In his announcement, McKenna outline his leadership plan, but also used the opportunity to launch not-so-subtle attacks at current RNC Chair McDaniel, whom he called “embarrassing” because she “has managed to preside over three losing election cycles in a row.”

He described his campaign platform as “simple.”

“On day one,” he said, he will fire most if not all of the existing legacy consultants and lead the party to create “an actual platform or agenda or whatever it will be called.” He will insist that the RNC membership and employees will exist to serve elected Republican officials, volunteers, and donors, “not the other way around.” He won’t become a puppet of any 2024 presidential candidate “unlike other candidates,” he pledged, and he will resign if the Republicans underperform in the next cycle.

“There won’t be any need for an advisory council to tell me it is time to go,” he wrote.

McKenna criticized Dhillon earlier in the piece, citing that her “main claim to fame” was “being a lawyer who has done some work for Trump-adjacent folks, especially related to claims about the 2020 election” and for “maintaining an active Twitter account.”

Nowhere in his piece did McKenna mention the other contender for RNC Chair, Lindell, who earlier last month announced his bid to oust McDaniel in an exclusive interview with The National File.

Mike Lindell

Lindell, a staunch supporter of former President Donald Trump and his stolen election claims, told the outlet that it will take a businessman “to unlock the full potential of the Republican Party and help save America from the failed political establishment,” similar to when Trump took office in 2016.

“We need someone who knows how to run a business to lead one of the most important organizations in our country,” Lindell said.

He pointed to McDaniel’s failed leadership during the recent midterm elections where the promised red wave “failed to materialize, arriving instead as a mere pink trickle,” the outlet reported.

“We need a new input to get a different output,” Lindell said.

Lindell has yet to register a public reaction about his latest competition entering the race.

Selecting the RNC Chair

The RNC consists of 168 members, comprised of three from each of the 50 states, five territories, and the District of Columbia. These three members include one state party chair, one national committeeman, and one national committeewoman; these are the people who will vote to select the RNC chair in January.

Republican National Committeeman from Arizona Tyler Bowyer, who is also the chief operating officer of Turning Point Action, laid out how the RNC chair voting process works during “The Charlie Kirk Show” podcast on Dec. 6.

Of the delegates who represent each state, Bowyer said, “They get elected, generally, by the grassroots.” The state party leader, called the Republican state party chair, gets one vote, he explained. “Then there’s a national committeeman and a national committeewoman for every state.”

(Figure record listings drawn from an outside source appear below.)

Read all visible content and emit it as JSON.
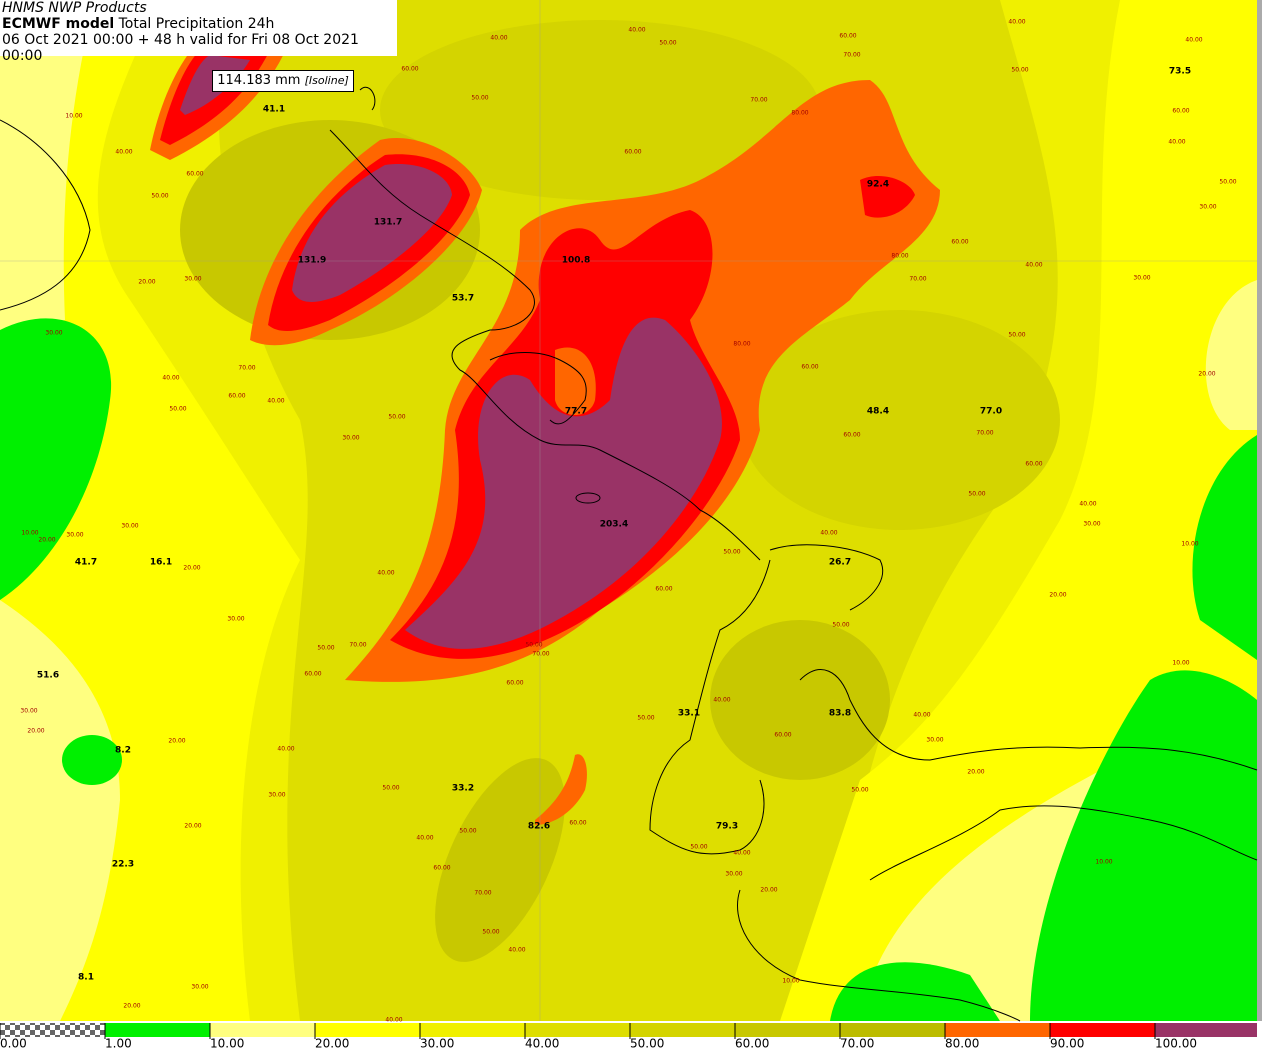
{
  "header": {
    "line1": "HNMS NWP Products",
    "model": "ECMWF model",
    "product": "Total Precipitation 24h",
    "line3": "06 Oct 2021 00:00 + 48 h valid for Fri 08 Oct 2021 00:00"
  },
  "tooltip": {
    "value": "114.183 mm",
    "kind": "[Isoline]"
  },
  "point_values": [
    "41.1",
    "131.7",
    "131.9",
    "53.7",
    "100.8",
    "92.4",
    "73.5",
    "77.7",
    "48.4",
    "77.0",
    "203.4",
    "26.7",
    "41.7",
    "16.1",
    "51.6",
    "33.1",
    "83.8",
    "8.2",
    "33.2",
    "82.6",
    "79.3",
    "22.3",
    "8.1"
  ],
  "contour_labels": [
    "40.00",
    "40.00",
    "50.00",
    "60.00",
    "50.00",
    "70.00",
    "80.00",
    "60.00",
    "70.00",
    "40.00",
    "40.00",
    "50.00",
    "60.00",
    "40.00",
    "50.00",
    "30.00",
    "10.00",
    "40.00",
    "60.00",
    "50.00",
    "60.00",
    "60.00",
    "80.00",
    "70.00",
    "40.00",
    "30.00",
    "20.00",
    "30.00",
    "30.00",
    "50.00",
    "20.00",
    "40.00",
    "70.00",
    "60.00",
    "40.00",
    "50.00",
    "30.00",
    "50.00",
    "80.00",
    "60.00",
    "60.00",
    "60.00",
    "70.00",
    "50.00",
    "40.00",
    "30.00",
    "30.00",
    "10.00",
    "20.00",
    "30.00",
    "20.00",
    "40.00",
    "50.00",
    "60.00",
    "20.00",
    "10.00",
    "30.00",
    "40.00",
    "50.00",
    "70.00",
    "60.00",
    "60.00",
    "50.00",
    "70.00",
    "50.00",
    "10.00",
    "30.00",
    "20.00",
    "20.00",
    "40.00",
    "50.00",
    "40.00",
    "60.00",
    "40.00",
    "30.00",
    "20.00",
    "30.00",
    "50.00",
    "50.00",
    "20.00",
    "50.00",
    "40.00",
    "60.00",
    "60.00",
    "50.00",
    "40.00",
    "30.00",
    "70.00",
    "20.00",
    "10.00",
    "50.00",
    "40.00",
    "30.00",
    "20.00",
    "40.00",
    "10.00"
  ],
  "colorbar": {
    "ticks": [
      {
        "value": 0,
        "label": "0.00"
      },
      {
        "value": 1,
        "label": "1.00"
      },
      {
        "value": 10,
        "label": "10.00"
      },
      {
        "value": 20,
        "label": "20.00"
      },
      {
        "value": 30,
        "label": "30.00"
      },
      {
        "value": 40,
        "label": "40.00"
      },
      {
        "value": 50,
        "label": "50.00"
      },
      {
        "value": 60,
        "label": "60.00"
      },
      {
        "value": 70,
        "label": "70.00"
      },
      {
        "value": 80,
        "label": "80.00"
      },
      {
        "value": 90,
        "label": "90.00"
      },
      {
        "value": 100,
        "label": "100.00"
      }
    ],
    "colors": [
      "#00f000",
      "#ffff80",
      "#ffff00",
      "#f0f000",
      "#dede00",
      "#d4d400",
      "#c8c800",
      "#bcbc00",
      "#ff6600",
      "#ff0000",
      "#993366"
    ]
  }
}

Bowyer said that most of these people are prominent Republicans, many of whom are grassroots-oriented, “so they have to hear from people about what their thoughts are.”

He explained how the RNC leadership is selected. “You have a chair and a cochair,” he said. Just like in the states, “one has to be male, and one has to be female …These are the rules. So, if the chair is male, the cochair has to be female, and vice versa.”

He then went on to propose a likely scenario. Because two men and two women are currently running, he said, “some kind of formulation could work together between chair and cochair.”

For instance, he explained, “Harmeet and Mike, if they have issues with Ronna, they could run essentially together and support each other.”

Bowyer also related how the actual vote works. “It’s a majority vote, so it’s rounds and rounds of voting,” he said.

“It’s basically like runoff after runoff after runoff. Sometimes these things go for six, seven, eight rounds.”